Some turn this model on its head by capitalizing on what is known as arbitrage, a style of trading aiming to profit from ‘glitches’ in prices of identical markets from two providers.
What is arbitrage?
Arbitrage is a market-neutral trading approach when one looks to exploit price discrepancies by simultaneously buying and selling one asset offered by two different institutions.
Because forex is a decentralized market, dealers and brokers use quotes with very slight variances (this strategy is also possible with many other instruments). Even in centralized markets like stocks, in truth, no security operates in a totally efficient, error-free manner.
In forex, we have a multitude of ECNs (electronic communication networks), all dealing with astronomical data flow. For the most part, information is instantaneous, but not in all cases. Such variance can occur from a few causes like time and software delays, positioning, etc.
Though these differences seem minute, with highly-skilled observations, an arbitrageur can exploit such gaps.
The common types of arbitrage in forex
As with any methodology, there are several ways (primarily three) to achieve arbitrage potentially.
For the first two methods, computer software is imperative as only they can scan various markets to look for these opportunities. The last approach is a slower, investing-like process because one has to hold the position for at least a few months.
Two-currency or locational
This is the simplest form to understand by taking advantage of the same currency pair offered by two different financial institutions (typically banks).
For example, if the instrument was USD/JPY, the trader converts yen (JPY) by buying USD from one bank and then sells the same USD to another with a higher USD/JPY rate. By selling dollars for yen, they hopefully will have more yen than they initially did.
This technique is a little more complex because it involves three different pair combinations of the equivalent number of currencies (hence, ‘triangular’).
So, assuming they’ve spotted a chance, if an investor had Swiss francs, they would sell those for British pounds (EUR/GBP), and then British pounds for the yen (GBP/JPY), and finally the yen back to Swiss francs (JPY/CHF).
This is the most interesting and complex of them all. The advantage, though, is it relies on a long-term horizon rather than trading within seconds.
Covered interest is similar to carry trading in looking to capitalize on interest rate differentials between two currencies. The only distinction is, unlike the latter, an investor employs a future contract to shield themselves from exchange rate risk by locking in a specific price.
Let’s imagine an American investor has identified the interest rates of Switzerland and America are 6% and 2%, respectively (4% differential). Their first step would be to buy Swiss francs at the spot price using their dollars.
Then they will invest the CHF at the 6% interest rate. Now they enter into a one-year (or at least three months because this is the minimum length for a futures contract) CHF/USD futures contract that locks in a rate lower than the spot price.
They do this so that after a year (or however long), when they sell the CHF back to USD, the price is favorable enough to provide them with more dollars than they started with.
In the first two strategies, the main risk is the speed at which pricing will go back to equilibrium.
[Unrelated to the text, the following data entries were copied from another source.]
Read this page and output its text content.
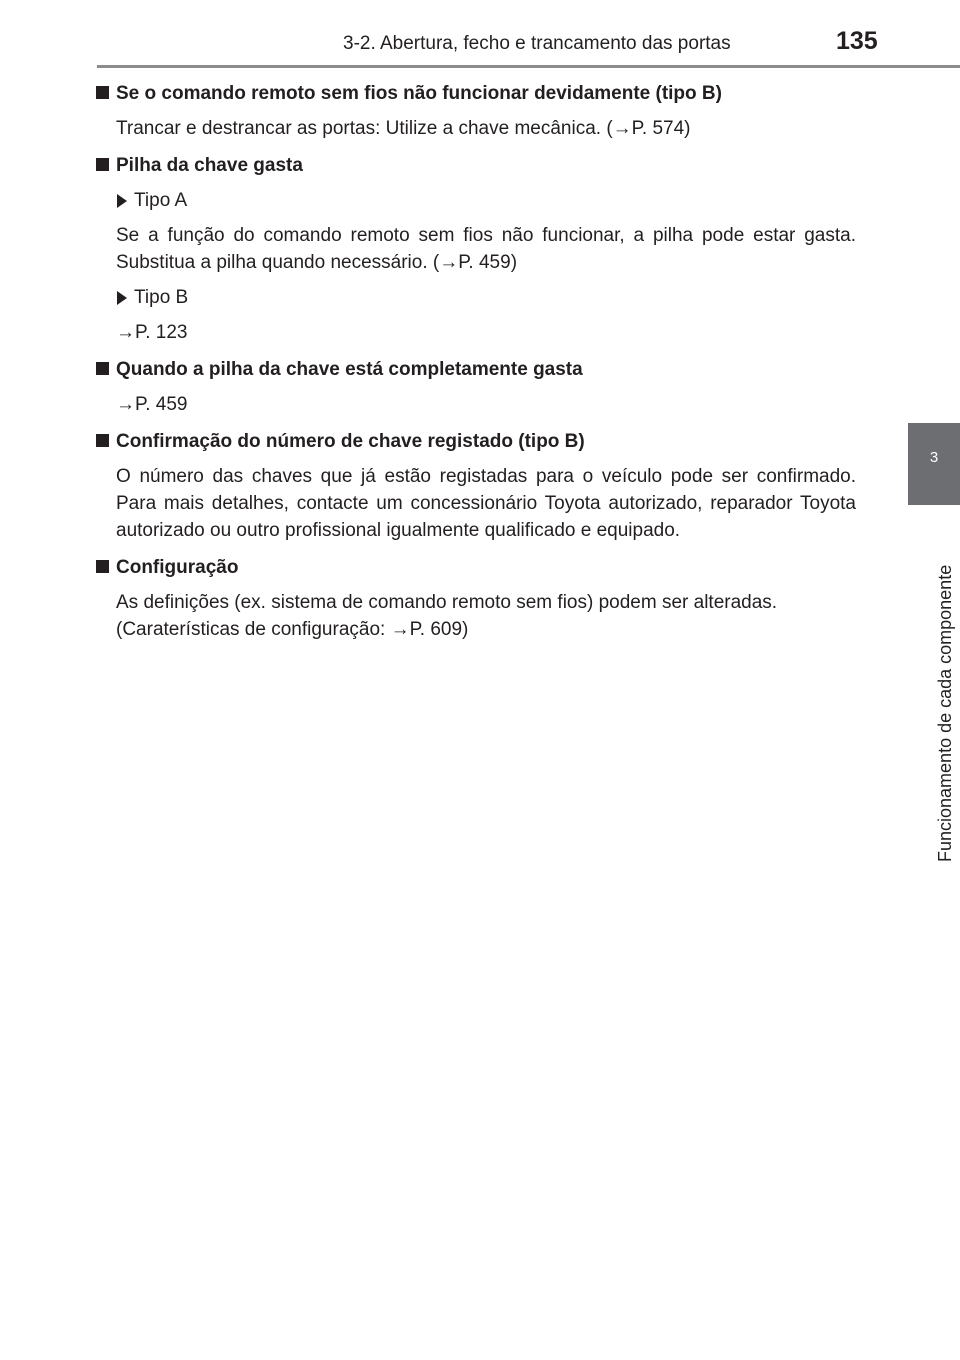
3-2. Abertura, fecho e trancamento das portas	135
3
Funcionamento de cada componente
Se o comando remoto sem fios não funcionar devidamente (tipo B)

Trancar e destrancar as portas: Utilize a chave mecânica. (→P. 574)

Pilha da chave gasta
Tipo A

Se a função do comando remoto sem fios não funcionar, a pilha pode estar gasta. Substitua a pilha quando necessário. (→P. 459)

Tipo B

→P. 123

Quando a pilha da chave está completamente gasta

→P. 459

Confirmação do número de chave registado (tipo B)

O número das chaves que já estão registadas para o veículo pode ser confirmado. Para mais detalhes, contacte um concessionário Toyota autorizado, reparador Toyota autorizado ou outro profissional igualmente qualificado e equipado.

Configuração

As definições (ex. sistema de comando remoto sem fios) podem ser alteradas.
(Caraterísticas de configuração: →P. 609)
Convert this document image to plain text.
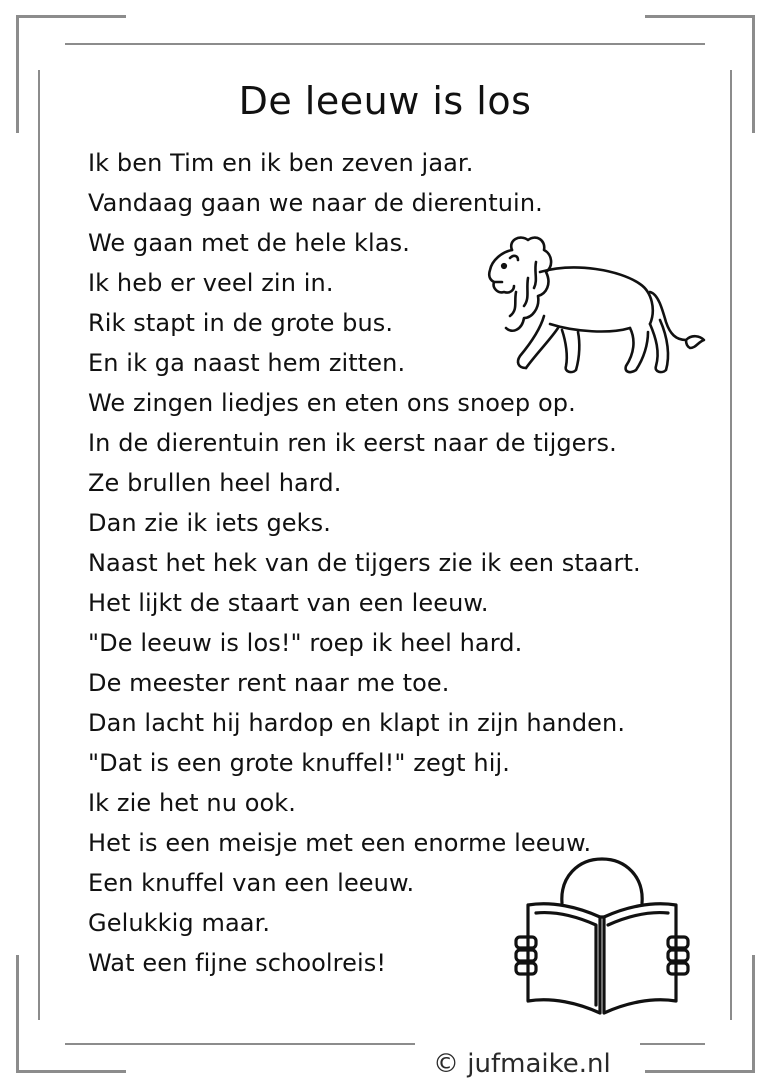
De leeuw is los
Ik ben Tim en ik ben zeven jaar.
Vandaag gaan we naar de dierentuin.
We gaan met de hele klas.
Ik heb er veel zin in.
Rik stapt in de grote bus.
En ik ga naast hem zitten.
We zingen liedjes en eten ons snoep op.
In de dierentuin ren ik eerst naar de tijgers.
Ze brullen heel hard.
Dan zie ik iets geks.
Naast het hek van de tijgers zie ik een staart.
Het lijkt de staart van een leeuw.
"De leeuw is los!" roep ik heel hard.
De meester rent naar me toe.
Dan lacht hij hardop en klapt in zijn handen.
"Dat is een grote knuffel!" zegt hij.
Ik zie het nu ook.
Het is een meisje met een enorme leeuw.
Een knuffel van een leeuw.
Gelukkig maar.
Wat een fijne schoolreis!
© jufmaike.nl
In the last one, it’s more about the hope the exchange rate will be at least equal or lower than what they’ve locked in the contract.
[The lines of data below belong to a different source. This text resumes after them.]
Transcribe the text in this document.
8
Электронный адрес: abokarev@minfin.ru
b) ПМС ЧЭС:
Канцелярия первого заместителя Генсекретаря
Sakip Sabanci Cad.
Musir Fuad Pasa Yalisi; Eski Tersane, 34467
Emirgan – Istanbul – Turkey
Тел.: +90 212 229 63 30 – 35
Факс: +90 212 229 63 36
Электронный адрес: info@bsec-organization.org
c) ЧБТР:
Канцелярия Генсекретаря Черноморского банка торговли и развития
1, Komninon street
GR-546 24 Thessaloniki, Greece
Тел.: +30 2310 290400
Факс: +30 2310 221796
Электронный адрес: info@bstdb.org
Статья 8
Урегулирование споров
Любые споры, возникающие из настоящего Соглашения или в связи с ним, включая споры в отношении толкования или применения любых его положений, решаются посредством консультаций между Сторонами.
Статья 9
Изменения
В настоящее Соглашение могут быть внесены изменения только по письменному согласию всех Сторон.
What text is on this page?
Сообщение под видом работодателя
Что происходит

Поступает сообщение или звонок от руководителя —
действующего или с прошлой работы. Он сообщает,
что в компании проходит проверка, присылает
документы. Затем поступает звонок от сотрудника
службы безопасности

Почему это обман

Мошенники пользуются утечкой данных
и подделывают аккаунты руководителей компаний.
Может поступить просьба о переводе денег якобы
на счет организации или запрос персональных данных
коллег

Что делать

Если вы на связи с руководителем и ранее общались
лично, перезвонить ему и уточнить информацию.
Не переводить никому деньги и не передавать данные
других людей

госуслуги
Pros and cons of arbitrage trading
There are unique things that are both beneficial and detrimental about such a strategy. The following pros and cons mainly question the commonly-held belief that this trading style is largely risk-free.
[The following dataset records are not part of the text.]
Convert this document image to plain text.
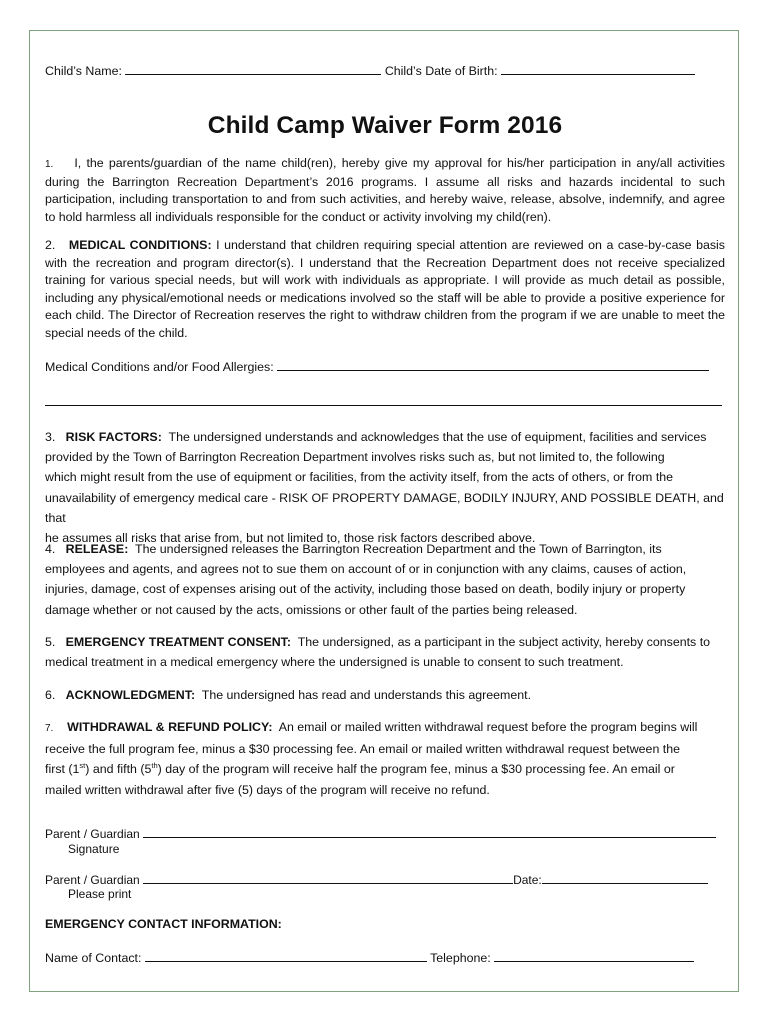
Child’s Name:	Child’s Date of Birth:
Child Camp Waiver Form 2016
1. I, the parents/guardian of the name child(ren), hereby give my approval for his/her participation in any/all activities during the Barrington Recreation Department’s 2016 programs. I assume all risks and hazards incidental to such participation, including transportation to and from such activities, and hereby waive, release, absolve, indemnify, and agree to hold harmless all individuals responsible for the conduct or activity involving my child(ren).
2. MEDICAL CONDITIONS: I understand that children requiring special attention are reviewed on a case-by-case basis with the recreation and program director(s). I understand that the Recreation Department does not receive specialized training for various special needs, but will work with individuals as appropriate. I will provide as much detail as possible, including any physical/emotional needs or medications involved so the staff will be able to provide a positive experience for each child. The Director of Recreation reserves the right to withdraw children from the program if we are unable to meet the special needs of the child.
Medical Conditions and/or Food Allergies:
3. RISK FACTORS: The undersigned understands and acknowledges that the use of equipment, facilities and services
provided by the Town of Barrington Recreation Department involves risks such as, but not limited to, the following
which might result from the use of equipment or facilities, from the activity itself, from the acts of others, or from the
unavailability of emergency medical care - RISK OF PROPERTY DAMAGE, BODILY INJURY, AND POSSIBLE DEATH, and that
he assumes all risks that arise from, but not limited to, those risk factors described above.
4. RELEASE: The undersigned releases the Barrington Recreation Department and the Town of Barrington, its
employees and agents, and agrees not to sue them on account of or in conjunction with any claims, causes of action,
injuries, damage, cost of expenses arising out of the activity, including those based on death, bodily injury or property
damage whether or not caused by the acts, omissions or other fault of the parties being released.
5. EMERGENCY TREATMENT CONSENT: The undersigned, as a participant in the subject activity, hereby consents to
medical treatment in a medical emergency where the undersigned is unable to consent to such treatment.
6. ACKNOWLEDGMENT: The undersigned has read and understands this agreement.
7. WITHDRAWAL & REFUND POLICY: An email or mailed written withdrawal request before the program begins will
receive the full program fee, minus a $30 processing fee. An email or mailed written withdrawal request between the
first (1st) and fifth (5th) day of the program will receive half the program fee, minus a $30 processing fee. An email or
mailed written withdrawal after five (5) days of the program will receive no refund.
Parent / Guardian
Signature
Parent / Guardian	Date:
Please print
EMERGENCY CONTACT INFORMATION:
Name of Contact:	Telephone:
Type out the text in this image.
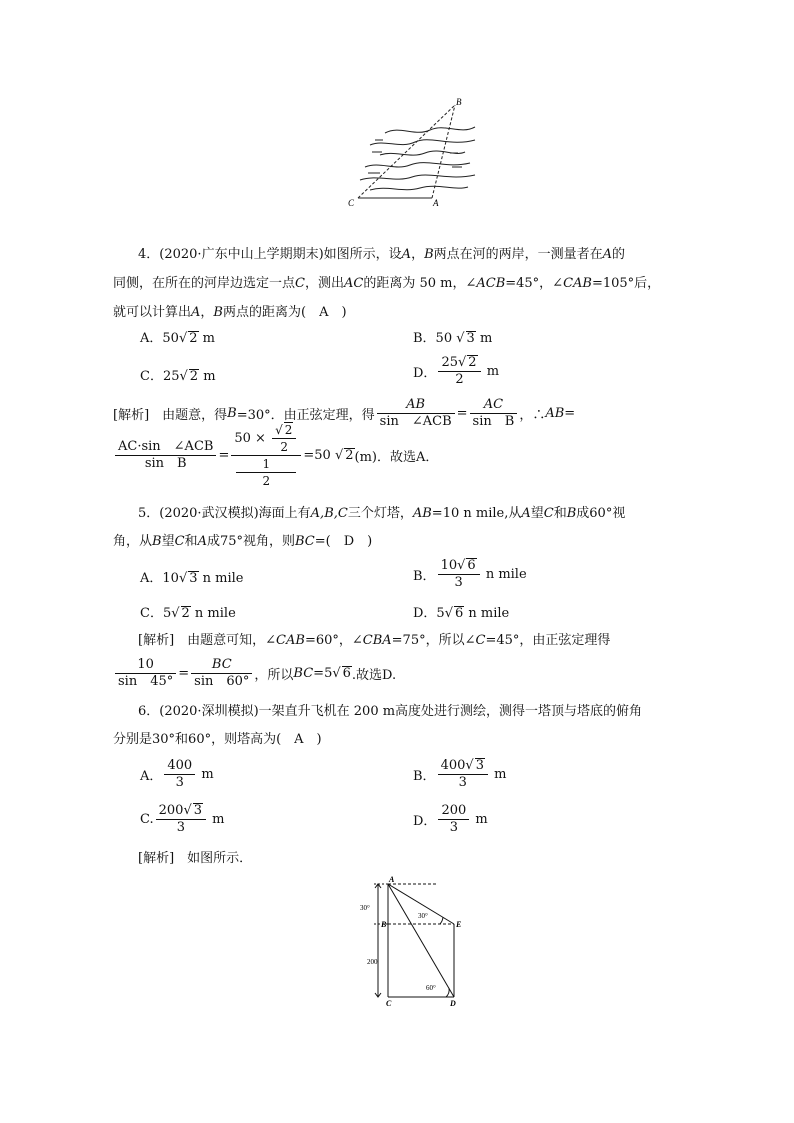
B
C	A
4．(2020·广东中山上学期期末)如图所示，设A，B两点在河的两岸，一测量者在A的
同侧，在所在的河岸边选定一点C，测出AC的距离为 50 m，∠ACB=45°，∠CAB=105°后，
就可以计算出A，B两点的距离为(　A　)
A．50√ 2 m	B．50 √ 3 m
C．25√ 2 m	D． $\frac{25√ 2}{2}$ m
[解析]　由题意，得B=30°．由正弦定理，得 $\frac{AB}{\text{sin　∠ACB}} = \frac{AC}{\text{sin　B}}$ ，∴AB=
$\frac{\text{AC·sin　∠ACB}}{\text{sin　B}} = 50 \times \frac{√ 2}{2}$
1
2 =50 √ 2(m)．故选A．
5．(2020·武汉模拟)海面上有A,B,C三个灯塔，AB=10 n mile,从A望C和B成60°视
角，从B望C和A成75°视角，则BC=(　D　)
A．10√ 3 n mile	B． $\frac{10√ 6}{3}$ n mile
C．5√ 2 n mile	D．5√ 6 n mile
[解析]　由题意可知，∠CAB=60°，∠CBA=75°，所以∠C=45°，由正弦定理得
$\frac{10}{\sin 45^\circ} = \frac{BC}{\sin 60^\circ}$ ，所以BC=5√ 6.故选D.
6．(2020·深圳模拟)一架直升飞机在 200 m高度处进行测绘，测得一塔顶与塔底的俯角
分别是30°和60°，则塔高为(　A　)
A． $\frac{400}{3}$ m	B． $\frac{400√ 3}{3}$ m
C. $\frac{200√ 3}{3}$ m	D． $\frac{200}{3}$ m
[解析]　如图所示．
A
B
C	D
E
30°
30°
200
60°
Perhaps the biggest motivation for this approach is it doesn’t require using a time-consuming technical strategy to predict whether an exchange rate will increase or decrease.
This means these movements are insignificant, especially because when ‘arbing’ (except for covered interest), the trader performs fast execution without holding positions for long since the chance presents itself typically in a matter of seconds to a few minutes.
- As technology has advanced, arbitrage opportunities are now scarce because providers and financial institutions are becoming more uniform in their pricing. So, finding any decent opportunities is like looking for a needle in a haystack.
- We also have to consider that nowadays, it’s improbable for the average retail speculator to execute this strategy with limited resources successfully.
Arbitrage is probably primarily practiced by high net-worth institutional traders using high-frequency trading because of the capital and technology requirements.
- Most arbitrage is like picking pennies and is similar to scalping. A profit from one opportunity is small, meaning a trader needs to do it frequently and has to buy and sell large quantities of currencies to realize a substantial profit.
- The ‘enemy’ of this strategy is the transaction costs. Because this approach is all about speed, spreads are generally variable, meaning they can change on the fly.
- Multiple requotes can occur within milliseconds at any moment, which could make a once potential arbitrage trade quickly disappear. This is why this trading approach is not wholly devoid of risk.
Except for covered interest arbitrage (which is more of a traditional investment), the other two strategies in this realm are tricky. For the most part, there are efficient pricing systems in place that present very few arbitrage opportunities.
Unfortunately, trading using this tactic is primarily reserved for institutional guys with the necessary capital and technological resources to identify the rare moments and profit from them quickly.
Ultimately, there is no easy forex strategy with real money on the line where little or no risk is involved.